Gold mine in Australia

The Balaclava Mine was an open-cut mine in the Australian ghost town of Whroo, Victoria. It opened in October 1854, one year after gold was found at the nearby Rushworth. By 1881 the number of employed miners in the area had dropped to 150, and mining in the Balaclava Mine ceased in the 1920s. The site now operates as a tourist attraction.

==History==
John Thomas Lewis and James Meek Nickinson, two sailors, found a gold nugget in the grass at Whroo in October 1854. This happened to be the same month as the Battle of Balaclava in the Crimean War, thus the name of the mine. Lewis and Nickinson opened the mine under a partnership, hiring 100 men in this first year. The profits from the first year totalled some £15,000. In 1857 Nickinson left the partnership, leaving Lewis to operate on his own.
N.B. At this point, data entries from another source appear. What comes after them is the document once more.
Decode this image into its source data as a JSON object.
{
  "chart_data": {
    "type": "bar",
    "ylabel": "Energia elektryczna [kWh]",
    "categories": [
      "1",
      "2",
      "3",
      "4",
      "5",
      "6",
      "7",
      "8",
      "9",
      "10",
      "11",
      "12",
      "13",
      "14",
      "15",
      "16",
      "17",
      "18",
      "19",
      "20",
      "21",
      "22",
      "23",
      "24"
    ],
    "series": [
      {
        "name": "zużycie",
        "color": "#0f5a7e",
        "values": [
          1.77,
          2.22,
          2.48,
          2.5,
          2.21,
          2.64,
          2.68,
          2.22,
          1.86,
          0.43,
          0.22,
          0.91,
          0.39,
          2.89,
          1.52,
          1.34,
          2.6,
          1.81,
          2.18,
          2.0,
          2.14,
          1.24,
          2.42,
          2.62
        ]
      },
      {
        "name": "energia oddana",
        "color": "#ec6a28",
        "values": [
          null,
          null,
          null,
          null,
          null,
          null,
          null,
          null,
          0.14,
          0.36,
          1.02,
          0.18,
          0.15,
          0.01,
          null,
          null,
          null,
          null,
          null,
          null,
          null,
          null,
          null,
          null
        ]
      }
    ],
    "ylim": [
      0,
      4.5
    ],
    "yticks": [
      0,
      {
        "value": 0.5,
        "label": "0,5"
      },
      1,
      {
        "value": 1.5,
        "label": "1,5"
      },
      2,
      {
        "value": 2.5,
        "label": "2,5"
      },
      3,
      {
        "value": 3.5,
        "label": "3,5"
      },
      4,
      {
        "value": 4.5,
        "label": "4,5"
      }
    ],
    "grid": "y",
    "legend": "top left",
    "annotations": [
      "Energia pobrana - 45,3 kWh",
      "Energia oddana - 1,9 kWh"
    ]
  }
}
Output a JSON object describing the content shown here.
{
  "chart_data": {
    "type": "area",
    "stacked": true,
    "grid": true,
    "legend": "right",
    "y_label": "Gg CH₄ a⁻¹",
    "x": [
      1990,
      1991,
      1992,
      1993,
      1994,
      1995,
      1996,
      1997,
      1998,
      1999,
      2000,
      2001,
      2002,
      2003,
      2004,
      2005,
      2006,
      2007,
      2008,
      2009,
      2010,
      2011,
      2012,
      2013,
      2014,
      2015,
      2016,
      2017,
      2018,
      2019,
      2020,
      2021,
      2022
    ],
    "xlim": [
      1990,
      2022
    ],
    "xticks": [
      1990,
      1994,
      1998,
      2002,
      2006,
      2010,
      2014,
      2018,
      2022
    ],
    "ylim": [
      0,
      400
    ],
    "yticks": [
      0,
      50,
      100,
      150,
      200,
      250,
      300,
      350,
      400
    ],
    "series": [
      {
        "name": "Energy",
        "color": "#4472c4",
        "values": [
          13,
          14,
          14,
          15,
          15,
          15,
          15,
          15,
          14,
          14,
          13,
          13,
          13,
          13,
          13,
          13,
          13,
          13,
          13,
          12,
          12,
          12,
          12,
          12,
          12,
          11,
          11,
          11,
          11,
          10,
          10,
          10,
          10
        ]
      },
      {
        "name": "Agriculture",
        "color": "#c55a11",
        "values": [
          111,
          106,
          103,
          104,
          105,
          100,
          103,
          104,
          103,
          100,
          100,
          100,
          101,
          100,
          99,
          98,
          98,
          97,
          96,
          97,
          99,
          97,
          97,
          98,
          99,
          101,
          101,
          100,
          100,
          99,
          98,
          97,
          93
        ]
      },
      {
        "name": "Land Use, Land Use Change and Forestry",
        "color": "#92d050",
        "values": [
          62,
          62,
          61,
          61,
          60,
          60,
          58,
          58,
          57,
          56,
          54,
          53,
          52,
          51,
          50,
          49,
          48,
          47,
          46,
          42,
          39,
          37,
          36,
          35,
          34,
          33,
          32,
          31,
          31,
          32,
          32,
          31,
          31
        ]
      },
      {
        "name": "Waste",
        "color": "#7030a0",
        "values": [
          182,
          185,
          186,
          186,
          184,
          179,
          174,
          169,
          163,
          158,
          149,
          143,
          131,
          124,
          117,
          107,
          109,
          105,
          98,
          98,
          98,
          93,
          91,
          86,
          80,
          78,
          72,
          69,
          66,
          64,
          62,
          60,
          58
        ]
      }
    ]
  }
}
In following years the amount of gold mined dropped, and by 1859 the now Balaclava Hill Quartz Mining Co. was making only £6000 per year. By 1881, there were only 150 employed miners in the Rushworth area. By the 1920s, there was little recorded activity at the Balaclava mine, and operations ceased.

The 1980s saw attempts to have the mine historically listed and protected, however these attempts failed. The open-cut mine now operates as a tourist attraction, though the tunnel through the mine wall has recently shut for safety reasons.